RETAIL TALES

MILAN — American retailers are standing up to be counted — some of them, anyway. As the Milan fashion collections draw to a close, more buyers have stepped forward to announce their presence at the shows and in showrooms. “We owe it to our staff and we owe it to our clients,” said Dominic Marcheschi, co-owner of Blake, a 3,000-square-foot shop in Chicago that carries such brands as Marni, Miu Miu, Viktor & Rolf and Balenciaga. “We just felt it was really important to keep it rolling.”
As reported, Bloomingdale’s, Janet Brown, Maxfield and Savannah have been the most visible American retail presences, since most major stores cancelled their trips in the wake of the Sept. 11 attacks on the U.S. Other North American retailers on a buying mission this week include Louis Boston, Weather Vane from Santa Monica, Calif., Toronto-based Holt Renfrew and Henri Bendel.
“I’m very pleased I came. Obviously, there’s a very strong press attendance, as well,” Bendel’s fashion director Anna Garner said as she took her seat at the Missoni show on Tuesday afternoon. “I went to London, and we’re covering Milan in the usual way.”
But with American retail presence dramatically lower than usual, that fact remains a chief conversation at the shows. “I think we all regret their absence,” said Yves Carcelle, president of LVMH Moet Hennessy Louis Vuitton’s fashion and leather goods division.
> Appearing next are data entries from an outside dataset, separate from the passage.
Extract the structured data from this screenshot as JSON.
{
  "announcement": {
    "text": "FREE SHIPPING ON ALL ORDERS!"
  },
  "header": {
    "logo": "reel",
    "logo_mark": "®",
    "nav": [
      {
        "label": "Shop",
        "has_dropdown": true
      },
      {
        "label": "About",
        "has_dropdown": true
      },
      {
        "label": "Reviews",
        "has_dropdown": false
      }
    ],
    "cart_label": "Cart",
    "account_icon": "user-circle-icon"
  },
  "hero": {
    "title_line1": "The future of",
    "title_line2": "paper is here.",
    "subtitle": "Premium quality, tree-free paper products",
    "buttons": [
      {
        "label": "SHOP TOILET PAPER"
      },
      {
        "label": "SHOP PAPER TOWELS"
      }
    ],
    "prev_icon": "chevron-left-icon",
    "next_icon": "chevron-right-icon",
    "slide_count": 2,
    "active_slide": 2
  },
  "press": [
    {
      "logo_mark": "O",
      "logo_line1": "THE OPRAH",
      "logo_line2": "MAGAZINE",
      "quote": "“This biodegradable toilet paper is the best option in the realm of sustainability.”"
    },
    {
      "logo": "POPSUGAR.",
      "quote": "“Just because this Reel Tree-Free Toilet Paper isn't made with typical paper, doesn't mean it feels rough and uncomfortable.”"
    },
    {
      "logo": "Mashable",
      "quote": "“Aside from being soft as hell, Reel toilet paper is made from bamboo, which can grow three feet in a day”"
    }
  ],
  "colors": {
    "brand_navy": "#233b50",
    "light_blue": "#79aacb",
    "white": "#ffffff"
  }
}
“Normally we have 60 appointments — this time, we had about 10 in total,” said Michelle Stein, vice president of sales and marketing for Aeffe USA. “All we have are the specialty stores.” Like other designer firms, Aeffe plans to get the balance of its orders in New York, with Stein stressing the importance of carrying European collections next season. Why? Hearing reports from specialty stores in the U.S., Stein said Americans who routinely travel to Europe for designer shopping each season to take advantage of a strong American dollar have canceled their trips and are apt to spend those dollars at home instead.
Meanwhile, a spot check of American buyers on Tuesday suggested that most who stayed home haven’t changed their minds about traveling to Europe and will skip Paris in favor of edited presentations in New York. Despite some complaints from designers that retailers weren’t showing up for the shows in Europe, executives from stores such as Nordstrom, Bergdorf Goodman, Neiman Marcus and Saks Fifth Avenue said they weren’t changing their minds about not attending the spring collections in Europe, and were very satisfied by efforts European designers are making to accommodate U.S. retailers by showing their collections in New York showrooms.
“Everybody needs to go forward, stop the nitpicking, and let’s all work together,” said Ron Frasch, chairman and chief executive officer of Bergdorf Goodman, which he said is sticking to its plan not to travel to the shows.
“Our game plan is the same as we decided on Sept. 16,” said Sue Patneaude, vice president of designer apparel for Nordstrom. She did say that Nordstrom will be coming to New York the week of Oct. 21 to cover the market. “Vendors have been exceptionally supportive,” she added.